Genetic Disease Commonly Affecting Collies

DreamChaser tests for Collie Eye Anomaly (CEA); Progressive Retinal Atrophy - rod-cone dysplasia type 2 (PRA-rcd2); Degenerative Myelopathy (DM); and Multi-Drug Resistance 1 (MDR1). When you purchase a collie puppy or adult from us, you will get a copy of all genetic reports that are relevant for that puppy or dog. We are constantly striving to better our breeding program and work towards collies that are genetically clear of all four(4) disorders listed. Scroll down to learn more about these diseases.

Collie Eye Anomaly (CEA)

Collie eye anomaly, also referred to as collie eye defect, is an inherited congenital condition. The chromosomes that determine the development of the eyes are mutated, so that the choroid (the collection of blood vessels that absorb scattered light and nourish the retina) is underdeveloped. The mutation can also result in other defects in the eye with more severe consequences, such as retinal detachment. When this mutation does occur, it is always in both eyes, although it might be more severe in one eye than the other. Approximately 70 to 97 percent of rough and smooth collies in the United States and Great Britain are affected. The cause of collie eye anomaly is a defect in chromosome 37. It only occurs in animals that have a parent, or parents, that carry the genetic mutation. The parents may not be affected by the mutation, and may therefore not have been diagnosed with the abnormality, but offspring can be affected, especially when both parents carry the mutation. However, parents that have tested clear for CEA, meaning they do not carry the mutation, will never pass the gene onto their offspring.

 

Progressive Retinal Atrophy - rod-cone dysplasia type 2 (PRA-rcd2)

Progressive retinal Atrophy, Rod-cone dysplasia 2 is an early-onset, inherited eye disease affecting dogs. Progressive retinal atrophy, rod-cone dysplasia 2 occurs as a result of degeneration of both rod and cone type Photoreceptor Cells of the Retina, which are important for vision in dim and bright light, respectively. Affected dogs have abnormal thinning and degeneration of the retina beginning around 16 days of age. The rod type cells are affected first and affected dogs will initially have vision deficits in dim light (night blindness) and loss of peripheral vision noticeable at about 6 weeks of age. Other signs of progressive retinal atrophy involve changes in reflectivity and appearance of a structure behind the retina called the Tapetum that can be observed at 3.5-4 months of age on a veterinary eye exam. As the disease progresses, cone photoreceptor cells also degenerate resulting in complete blindness by 6 to 8 months of age. It only occurs in animals that have a parent, or parents, that carry the genetic mutation. The parents may not be affected by the mutation, and may therefore not have been diagnosed with the abnormality, but offspring can be affected, especially when both parents carry the mutation. However, parents that have tested clear for PRA-rcd2, meaning they do not carry the mutation, will never pass the gene onto their offspring.

 

Degenerative Myelopathy (DM)

Degenerative myelopathy is a progressive disease of the spinal cord in older dogs. The disease has an insidious onset typically between 8 and 14 years of age. It begins with a loss of coordination (ataxia) in the hind limbs. The affected dog will wobble when walking, knuckle over or drag the feet.
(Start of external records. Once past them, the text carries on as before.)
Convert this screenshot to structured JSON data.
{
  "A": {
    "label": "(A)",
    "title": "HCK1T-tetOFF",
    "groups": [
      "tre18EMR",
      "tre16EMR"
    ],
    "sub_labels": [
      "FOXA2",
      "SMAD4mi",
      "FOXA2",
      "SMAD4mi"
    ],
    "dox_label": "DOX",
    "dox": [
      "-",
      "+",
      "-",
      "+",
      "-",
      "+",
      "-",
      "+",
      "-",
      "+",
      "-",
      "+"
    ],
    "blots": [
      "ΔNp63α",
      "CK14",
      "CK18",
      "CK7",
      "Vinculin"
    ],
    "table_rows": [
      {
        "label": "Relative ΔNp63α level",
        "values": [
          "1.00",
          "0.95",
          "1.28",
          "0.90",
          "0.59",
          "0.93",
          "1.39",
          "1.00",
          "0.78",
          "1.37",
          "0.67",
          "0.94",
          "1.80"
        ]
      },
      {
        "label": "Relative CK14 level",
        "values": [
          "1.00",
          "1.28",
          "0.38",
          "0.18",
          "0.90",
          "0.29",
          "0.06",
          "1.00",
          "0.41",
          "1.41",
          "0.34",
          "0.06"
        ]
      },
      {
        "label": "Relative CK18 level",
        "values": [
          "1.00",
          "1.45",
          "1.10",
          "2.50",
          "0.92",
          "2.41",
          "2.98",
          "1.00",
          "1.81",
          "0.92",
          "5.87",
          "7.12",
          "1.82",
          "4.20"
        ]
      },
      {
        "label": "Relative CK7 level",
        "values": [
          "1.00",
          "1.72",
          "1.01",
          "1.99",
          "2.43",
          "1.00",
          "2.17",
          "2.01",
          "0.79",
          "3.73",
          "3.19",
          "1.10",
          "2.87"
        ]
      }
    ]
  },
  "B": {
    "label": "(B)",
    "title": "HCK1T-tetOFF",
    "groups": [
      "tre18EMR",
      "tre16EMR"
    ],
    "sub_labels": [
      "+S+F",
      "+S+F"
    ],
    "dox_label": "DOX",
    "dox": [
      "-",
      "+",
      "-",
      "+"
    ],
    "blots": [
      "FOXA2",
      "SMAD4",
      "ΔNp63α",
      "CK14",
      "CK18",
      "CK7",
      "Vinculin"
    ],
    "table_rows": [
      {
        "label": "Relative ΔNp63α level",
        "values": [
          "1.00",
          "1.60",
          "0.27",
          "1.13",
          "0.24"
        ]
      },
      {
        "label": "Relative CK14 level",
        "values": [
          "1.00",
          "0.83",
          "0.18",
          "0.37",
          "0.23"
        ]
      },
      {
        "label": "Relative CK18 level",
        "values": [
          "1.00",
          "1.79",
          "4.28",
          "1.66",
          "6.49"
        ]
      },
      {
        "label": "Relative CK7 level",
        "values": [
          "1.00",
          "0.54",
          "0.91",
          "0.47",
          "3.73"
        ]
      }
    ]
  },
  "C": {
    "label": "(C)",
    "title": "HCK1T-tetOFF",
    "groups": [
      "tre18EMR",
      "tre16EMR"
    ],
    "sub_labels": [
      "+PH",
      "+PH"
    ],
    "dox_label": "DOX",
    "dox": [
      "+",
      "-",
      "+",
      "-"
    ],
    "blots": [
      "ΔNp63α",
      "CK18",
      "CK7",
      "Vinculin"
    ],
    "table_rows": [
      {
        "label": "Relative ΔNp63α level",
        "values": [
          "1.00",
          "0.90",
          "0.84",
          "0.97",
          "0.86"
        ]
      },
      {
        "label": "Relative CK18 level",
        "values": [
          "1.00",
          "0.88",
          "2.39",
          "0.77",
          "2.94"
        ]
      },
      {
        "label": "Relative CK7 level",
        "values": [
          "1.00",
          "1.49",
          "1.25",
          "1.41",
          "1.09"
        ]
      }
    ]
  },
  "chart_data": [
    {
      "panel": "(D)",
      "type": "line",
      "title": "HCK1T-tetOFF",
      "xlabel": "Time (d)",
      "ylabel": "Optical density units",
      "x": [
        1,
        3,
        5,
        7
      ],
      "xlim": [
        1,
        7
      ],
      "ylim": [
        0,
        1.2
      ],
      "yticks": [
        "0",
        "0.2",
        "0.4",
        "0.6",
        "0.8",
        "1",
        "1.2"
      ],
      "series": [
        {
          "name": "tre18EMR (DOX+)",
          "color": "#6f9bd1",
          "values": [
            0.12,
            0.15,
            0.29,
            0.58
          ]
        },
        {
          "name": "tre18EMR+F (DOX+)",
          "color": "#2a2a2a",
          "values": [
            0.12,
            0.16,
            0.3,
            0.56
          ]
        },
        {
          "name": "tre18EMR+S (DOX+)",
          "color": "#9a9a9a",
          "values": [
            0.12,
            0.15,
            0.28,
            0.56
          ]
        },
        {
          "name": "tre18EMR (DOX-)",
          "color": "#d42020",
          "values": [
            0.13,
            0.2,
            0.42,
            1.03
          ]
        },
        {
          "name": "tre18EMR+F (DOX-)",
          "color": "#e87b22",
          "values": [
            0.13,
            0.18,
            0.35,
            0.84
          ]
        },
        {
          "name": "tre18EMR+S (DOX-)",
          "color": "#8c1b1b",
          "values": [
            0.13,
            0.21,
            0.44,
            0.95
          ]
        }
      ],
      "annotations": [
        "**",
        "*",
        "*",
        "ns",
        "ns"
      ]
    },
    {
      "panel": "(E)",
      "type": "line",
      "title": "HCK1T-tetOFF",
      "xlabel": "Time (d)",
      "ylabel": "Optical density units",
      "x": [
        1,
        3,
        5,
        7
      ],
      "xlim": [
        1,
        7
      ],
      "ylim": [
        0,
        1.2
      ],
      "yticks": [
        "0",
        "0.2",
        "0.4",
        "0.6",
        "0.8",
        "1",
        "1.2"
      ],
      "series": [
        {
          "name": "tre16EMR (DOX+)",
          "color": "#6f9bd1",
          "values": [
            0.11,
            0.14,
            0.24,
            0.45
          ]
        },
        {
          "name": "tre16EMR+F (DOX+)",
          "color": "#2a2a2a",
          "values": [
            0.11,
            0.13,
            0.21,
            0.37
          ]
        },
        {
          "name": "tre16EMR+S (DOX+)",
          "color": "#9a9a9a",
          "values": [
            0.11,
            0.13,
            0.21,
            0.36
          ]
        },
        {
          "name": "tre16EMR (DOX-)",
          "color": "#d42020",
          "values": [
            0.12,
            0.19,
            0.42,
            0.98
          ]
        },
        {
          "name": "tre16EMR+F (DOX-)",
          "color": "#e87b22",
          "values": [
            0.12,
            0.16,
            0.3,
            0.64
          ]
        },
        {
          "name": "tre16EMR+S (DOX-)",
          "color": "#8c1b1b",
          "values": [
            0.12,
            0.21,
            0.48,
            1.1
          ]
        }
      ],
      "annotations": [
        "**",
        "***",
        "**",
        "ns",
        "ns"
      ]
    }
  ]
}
This can first occur in one hind limb and then affect the other. As the disease progresses, the limbs become weak and the dog begins to buckle and has difficulty standing. The weakness gets progressively worse until the dog is unable to walk. The clinical course can range from 6 months to 1 year before dogs become paraplegic. If signs progress for a longer period of time, loss of urinary and fecal continence may occur and eventually weakness will develop in the front limbs. Another key feature of DM is that it is not a painful disease.

 

Multi-Drug Resistance 1 (MDR1)

MDR1 or Multi-drug Resistance 1 is a genetic mutation found in many of the herding breeds, some sighthound breeds, and many mixed dogs. This mutation can have a significant impact on drug sensitivity. The MDR1 gene is responsible for production of a protein called P-glycoprotein. The P-glycoprotein molecule is a drug transport pump that plays an important role in limiting drug absorption and distribution (particularly to the brain) and enhancing the excretion/ elimination of many drugs used in dogs. As a result, dogs with the MDR1-mutation may have severe adverse reactions to some common drugs. Collies and Collie mixes are highly likely to be affected with the MDR1 gene. Be sure to let your veterinarian know the status of your Collie's MDR1 genetic test so they can properly prescribe the best care without putting your Collie at risk of a reaction to medications or vaccinations.